Have you applied for Permanent Residence as the extended family member (unmarried partner route) of an EEA national and your application was refused?
Mr A, a NON-EEA National arrived in the UK as a student. While in the UK he met his girlfriend, an EEA national who was working and residing in the UK. Months after their relationship started the NON-EEA national submitted an application for a residence card as the extended family member of an EEA national exercising treaty rights in the UK. The Residence Card application was approved by the Secretary of State and had a validity of five years. During the five years, the couple was unable to register their relationship through marriage, due to various reasons.
Following the completion of his five years residence, the NON-EEA national submitted an application for Permanent Residence on the basis of his subsisting relationship with his EEA national who had been exercising her treaty rights for a continuous period of five years.
As part of his Permanent Residence Card application, Mr A submitted evidence of his partner exercising treaty rights in the UK, evidence of residing together during the 5 years period, and evidence of their genuine relationship. However, the evidence he failed to submit was evidence of their jointly addressed correspondence, which he did not have during the five years. The couple had resided at various places and because most of the accommodations were shared with other tenants, they did not have bills under their name. At the time of his application, he was not aware that this could be an issue. Within six months from the date he had submitted his Permanent Residence Application, a decision was made by the Secretary of State to refuse Mr A’s application on the basis that the evidence submitted as part of his application did not show that he had been continuously in a relationship with his EEA partner during the five years period.
A Y & J Solicitors assisted in challenging the Secretary of State’s decision and lodged an appeal.
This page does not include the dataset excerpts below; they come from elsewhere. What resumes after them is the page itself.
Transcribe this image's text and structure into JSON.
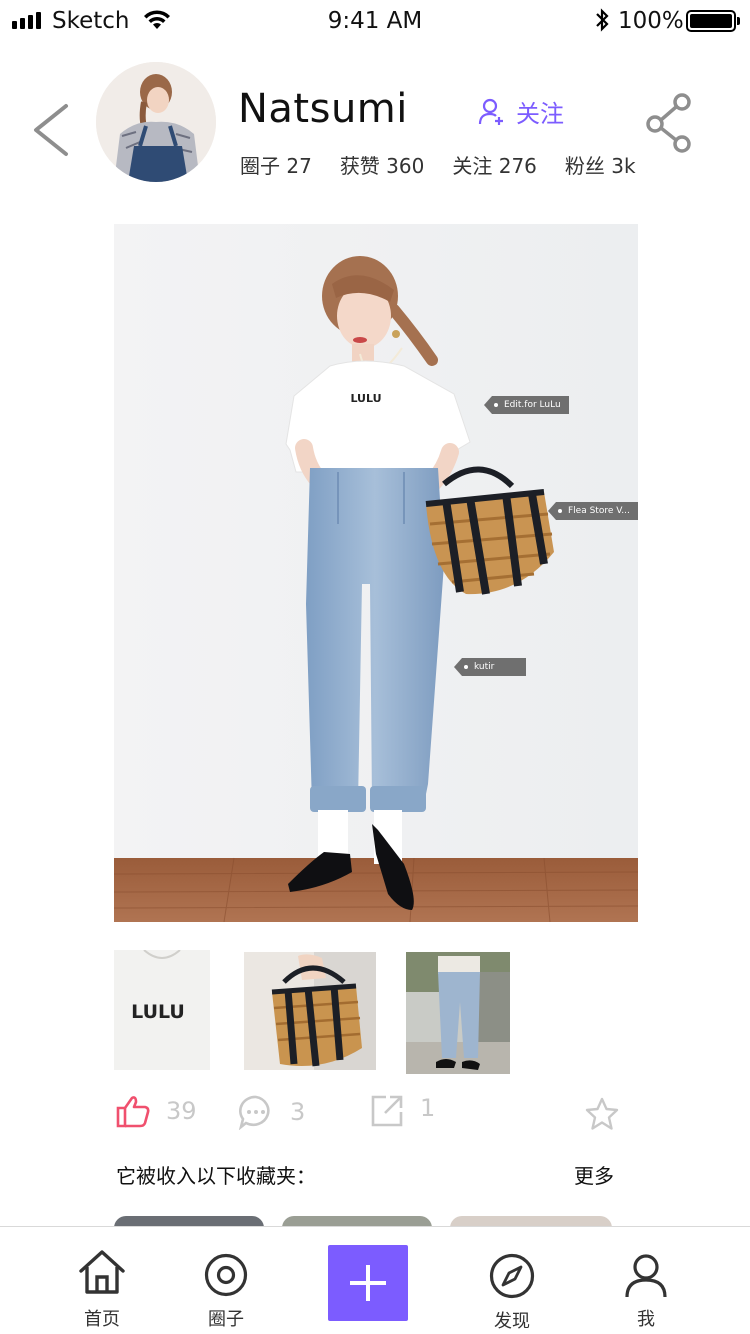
{
  "status_bar": {
    "carrier": "Sketch",
    "time": "9:41 AM",
    "battery": "100%"
  },
  "profile": {
    "name": "Natsumi",
    "follow_label": "关注",
    "stats": [
      {
        "label": "圈子",
        "value": "27"
      },
      {
        "label": "获赞",
        "value": "360"
      },
      {
        "label": "关注",
        "value": "276"
      },
      {
        "label": "粉丝",
        "value": "3k"
      }
    ]
  },
  "post": {
    "tags": [
      {
        "label": "Edit.for LuLu"
      },
      {
        "label": "Flea Store V..."
      },
      {
        "label": "kutir"
      }
    ],
    "tshirt_print": "LULU",
    "thumb_print": "LULU"
  },
  "actions": {
    "likes": "39",
    "comments": "3",
    "shares": "1"
  },
  "collections": {
    "title": "它被收入以下收藏夹：",
    "more_label": "更多"
  },
  "tabbar": {
    "items": [
      {
        "label": "首页",
        "icon": "home-icon"
      },
      {
        "label": "圈子",
        "icon": "circle-icon"
      },
      {
        "label": "",
        "icon": "plus-icon"
      },
      {
        "label": "发现",
        "icon": "compass-icon"
      },
      {
        "label": "我",
        "icon": "person-icon"
      }
    ]
  },
  "colors": {
    "accent": "#7c5cff",
    "like": "#f0506e",
    "muted": "#c8c8c8"
  }
}
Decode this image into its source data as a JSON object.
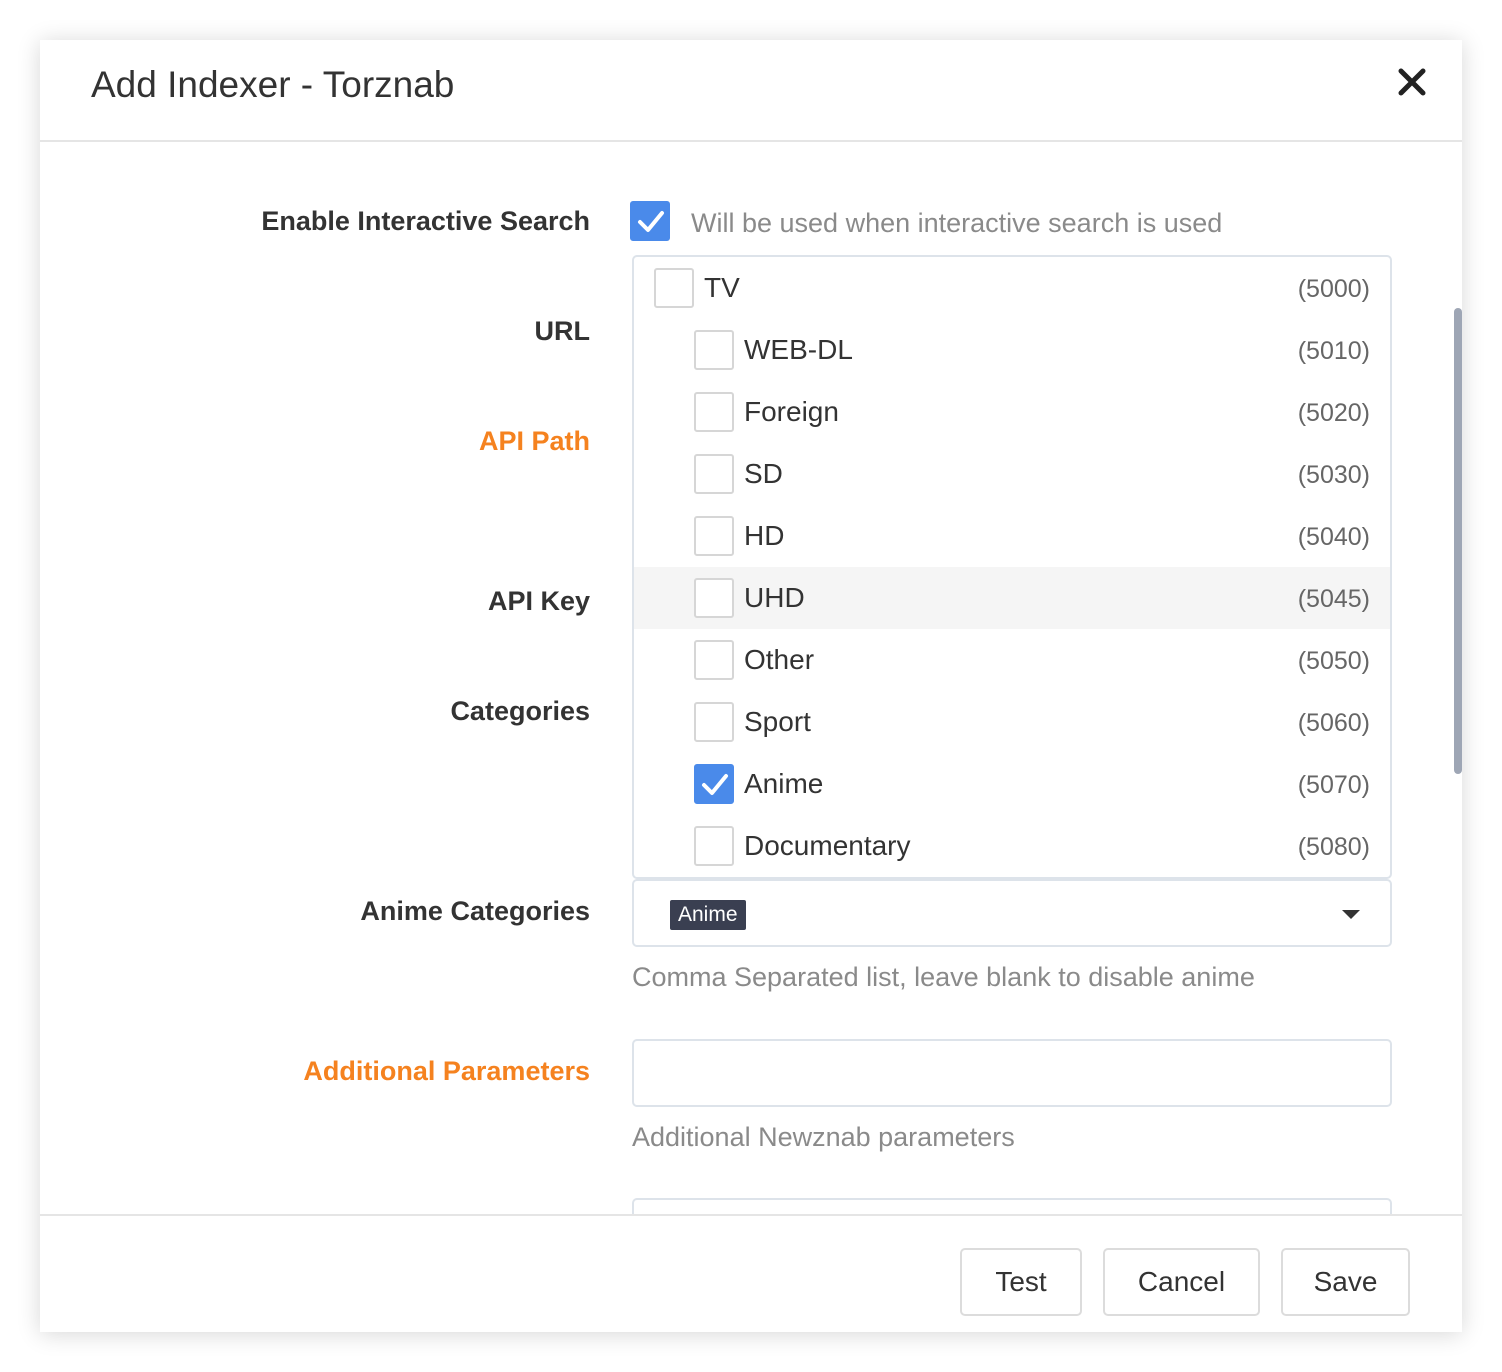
{
  "modal": {
    "title": "Add Indexer - Torznab",
    "close_icon": "close-icon"
  },
  "form": {
    "enable_interactive_search": {
      "label": "Enable Interactive Search",
      "checked": true,
      "help": "Will be used when interactive search is used"
    },
    "url": {
      "label": "URL"
    },
    "api_path": {
      "label": "API Path"
    },
    "api_key": {
      "label": "API Key"
    },
    "categories": {
      "label": "Categories",
      "items": [
        {
          "name": "TV",
          "id": "(5000)",
          "checked": false,
          "level": 0
        },
        {
          "name": "WEB-DL",
          "id": "(5010)",
          "checked": false,
          "level": 1
        },
        {
          "name": "Foreign",
          "id": "(5020)",
          "checked": false,
          "level": 1
        },
        {
          "name": "SD",
          "id": "(5030)",
          "checked": false,
          "level": 1
        },
        {
          "name": "HD",
          "id": "(5040)",
          "checked": false,
          "level": 1
        },
        {
          "name": "UHD",
          "id": "(5045)",
          "checked": false,
          "level": 1,
          "hovered": true
        },
        {
          "name": "Other",
          "id": "(5050)",
          "checked": false,
          "level": 1
        },
        {
          "name": "Sport",
          "id": "(5060)",
          "checked": false,
          "level": 1
        },
        {
          "name": "Anime",
          "id": "(5070)",
          "checked": true,
          "level": 1
        },
        {
          "name": "Documentary",
          "id": "(5080)",
          "checked": false,
          "level": 1
        }
      ]
    },
    "anime_categories": {
      "label": "Anime Categories",
      "selected_tag": "Anime",
      "help": "Comma Separated list, leave blank to disable anime"
    },
    "additional_parameters": {
      "label": "Additional Parameters",
      "value": "",
      "help": "Additional Newznab parameters"
    }
  },
  "footer": {
    "test_label": "Test",
    "cancel_label": "Cancel",
    "save_label": "Save"
  },
  "colors": {
    "accent": "#4a8aea",
    "warning": "#f5821f",
    "tag_bg": "#3a3f51"
  }
}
Due to lack of finances, our client opted for a paper appeal rather than an oral hearing. We were confident in securing our client’s Permanent Residence, as the Secretary of State could have used discretion when considering our client’s case and granted the Permanent Residence Application despite not having correspondence addressed in both names.
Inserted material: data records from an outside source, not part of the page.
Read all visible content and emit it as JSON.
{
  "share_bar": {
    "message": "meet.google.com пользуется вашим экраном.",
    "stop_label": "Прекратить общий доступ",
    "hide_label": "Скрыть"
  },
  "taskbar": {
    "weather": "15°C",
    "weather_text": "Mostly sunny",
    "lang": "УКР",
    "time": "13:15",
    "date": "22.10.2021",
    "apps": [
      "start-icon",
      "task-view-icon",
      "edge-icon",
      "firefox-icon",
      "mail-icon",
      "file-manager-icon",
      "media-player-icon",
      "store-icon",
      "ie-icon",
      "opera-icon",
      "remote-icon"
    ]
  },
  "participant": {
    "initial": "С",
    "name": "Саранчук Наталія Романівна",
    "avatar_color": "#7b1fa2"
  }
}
While preparing the appeal bundle, our experts combined evidence of their cohabitation for each year the couple resided together and this contributed to the success of his appeal without the need to give evidence in court.
A Y & J Solicitors prepared and assisted Mr A in his paper hearing, and the evidence he and his EEA national partner gave satisfied the Immigration Judge without having to attend an oral hearing. As a result, his appeal was allowed and within a short period, our client received his Permanent Residence Card!